There is increasing evidence that the environment, including climate, can affect pathogen abundance, survival, and virulence, as well as host susceptibility to infection. Measuring and predicting the impact of the environment on infectious diseases, however, can be extremely challenging. Mathematical modeling is a powerful tool to elucidate the mechanisms linking environmental factors and infectious diseases, and to disentangle their individual effects. A common mathematical approach used in epidemiology consists in partitioning the population of interest into relevant epidemiological compartments, typically individuals unexposed to the disease (susceptible), infected individuals, and individuals who have cleared the infection and become immune (recovered). The typical task is to model the transitions from one compartment to another and to estimate how these populations change in time. There are different ways to incorporate the impact of the environment into this class of models. Two interesting examples are water-borne diseases and vector-borne diseases. For water-borne diseases, the environment can be represented by an additional compartment describing the dynamics of the pathogen population in the environment—for example, by modeling the concentration of bacteria in a water reservoir (with potential dependence on temperature, pH, etc.). For vector-borne diseases, the impact of the environment can be incorporated by using explicit relationships between temperature and key vector parameters (such as mortality, developmental rates, biting rate, as well as the time required for the development of the pathogen in the vector).

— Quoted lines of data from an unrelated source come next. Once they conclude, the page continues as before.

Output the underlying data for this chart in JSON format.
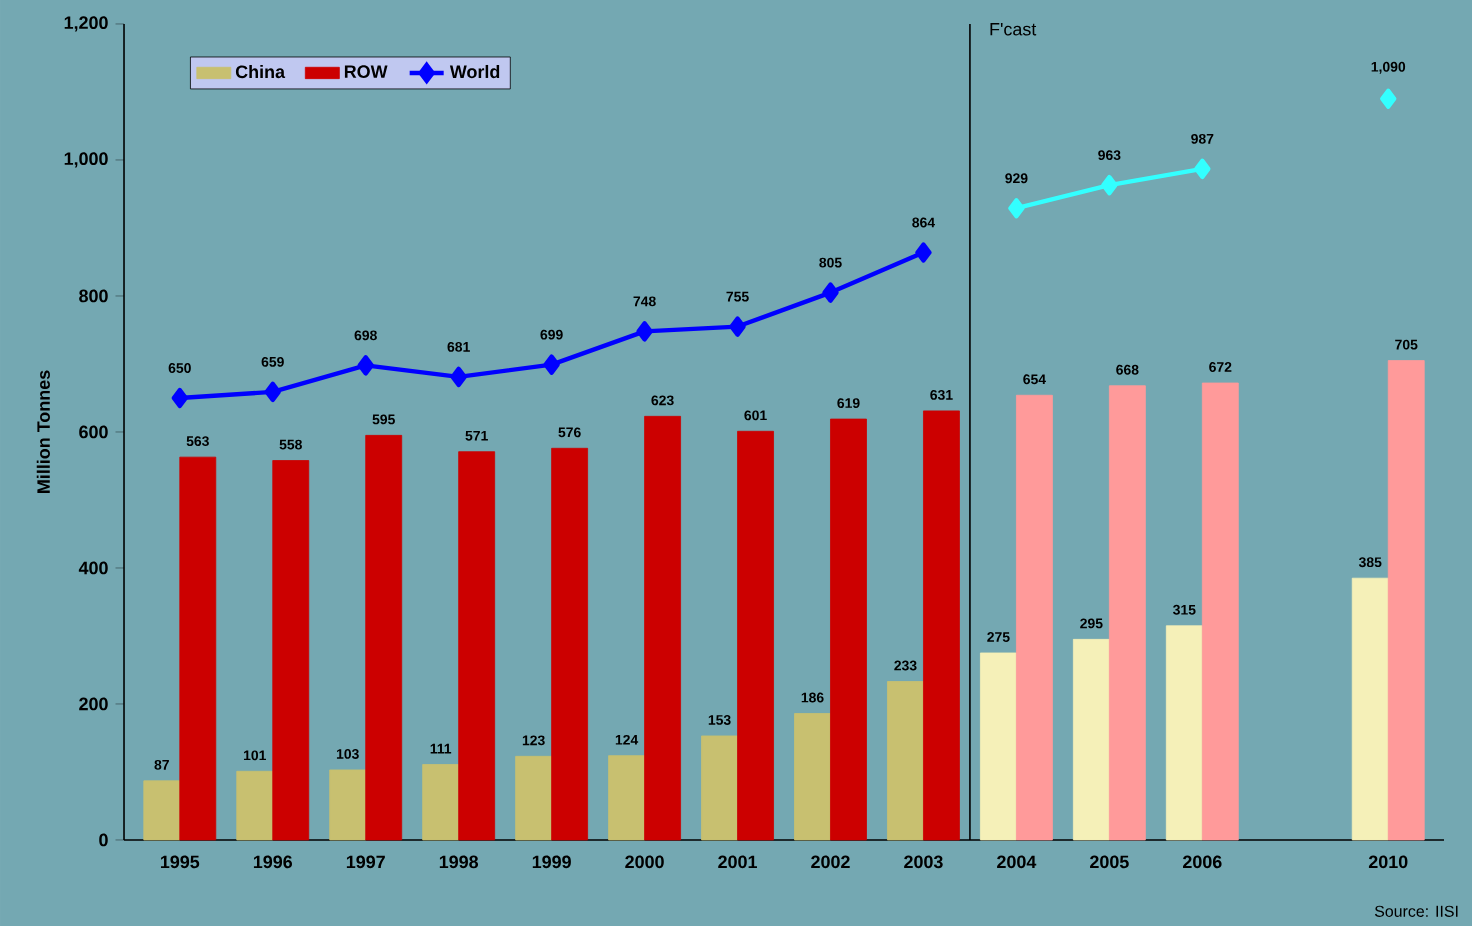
{
  "chart_data": {
    "type": "bar",
    "categories": [
      "1995",
      "1996",
      "1997",
      "1998",
      "1999",
      "2000",
      "2001",
      "2002",
      "2003",
      "2004",
      "2005",
      "2006",
      null,
      "2010"
    ],
    "ylabel": "Million Tonnes",
    "ylim": [
      0,
      1200
    ],
    "yticks": [
      0,
      200,
      400,
      600,
      800,
      {
        "value": 1000,
        "label": "1,000"
      },
      {
        "value": 1200,
        "label": "1,200"
      }
    ],
    "series": [
      {
        "name": "China",
        "color": "#c8c070",
        "colors": [
          "#c8c070",
          "#c8c070",
          "#c8c070",
          "#c8c070",
          "#c8c070",
          "#c8c070",
          "#c8c070",
          "#c8c070",
          "#c8c070",
          "#f5f0b8",
          "#f5f0b8",
          "#f5f0b8",
          null,
          "#f5f0b8"
        ],
        "values": [
          87,
          101,
          103,
          111,
          123,
          124,
          153,
          186,
          233,
          275,
          295,
          315,
          null,
          385
        ],
        "value_labels": [
          "87",
          "101",
          "103",
          "111",
          "123",
          "124",
          "153",
          "186",
          "233",
          "275",
          "295",
          "315",
          null,
          "385"
        ]
      },
      {
        "name": "ROW",
        "color": "#cc0000",
        "colors": [
          "#cc0000",
          "#cc0000",
          "#cc0000",
          "#cc0000",
          "#cc0000",
          "#cc0000",
          "#cc0000",
          "#cc0000",
          "#cc0000",
          "#ff9a9a",
          "#ff9a9a",
          "#ff9a9a",
          null,
          "#ff9a9a"
        ],
        "values": [
          563,
          558,
          595,
          571,
          576,
          623,
          601,
          619,
          631,
          654,
          668,
          672,
          null,
          705
        ],
        "value_labels": [
          "563",
          "558",
          "595",
          "571",
          "576",
          "623",
          "601",
          "619",
          "631",
          "654",
          "668",
          "672",
          null,
          "705"
        ]
      },
      {
        "name": "World",
        "type": "line",
        "color": "#0000ff",
        "values": [
          650,
          659,
          698,
          681,
          699,
          748,
          755,
          805,
          864,
          null,
          null,
          null,
          null,
          null
        ],
        "value_labels": [
          "650",
          "659",
          "698",
          "681",
          "699",
          "748",
          "755",
          "805",
          "864",
          null,
          null,
          null,
          null,
          null
        ]
      },
      {
        "type": "line",
        "color": "#33ffff",
        "values": [
          null,
          null,
          null,
          null,
          null,
          null,
          null,
          null,
          null,
          929,
          963,
          987,
          null,
          1090
        ],
        "value_labels": [
          null,
          null,
          null,
          null,
          null,
          null,
          null,
          null,
          null,
          "929",
          "963",
          "987",
          null,
          "1,090"
        ]
      }
    ],
    "marker": "diamond",
    "legend": "top left",
    "grid": false,
    "annotations": [
      "F'cast",
      "Source: IISI"
    ]
  }
}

Despite the tremendous advancements, understanding and mapping the impact of the environment on infectious diseases is still a work in progress. Some fundamental aspects, for instance, the impact of biodiversity on disease prevalence, are still a matter of (occasionally fierce) debate. There are other important challenges ahead for the research exploring the potential connections between infectious diseases and the environment. Examples of these challenges are studying the evolution of pathogens in response to climate and other environmental changes; disentangling multiple transmission pathways and the associated temporal lags; developing quantitative frameworks to study the potential effect on infectious diseases due to anthropogenic climate change; and investigating the effect of seasonality. Ultimately, there is an increasing need to develop models for a truly “One Health” approach, that is, an integrated, holistic approach to understand intersections between disease dynamics, environmental drivers, economic systems, and veterinary, ecological, and public health responses.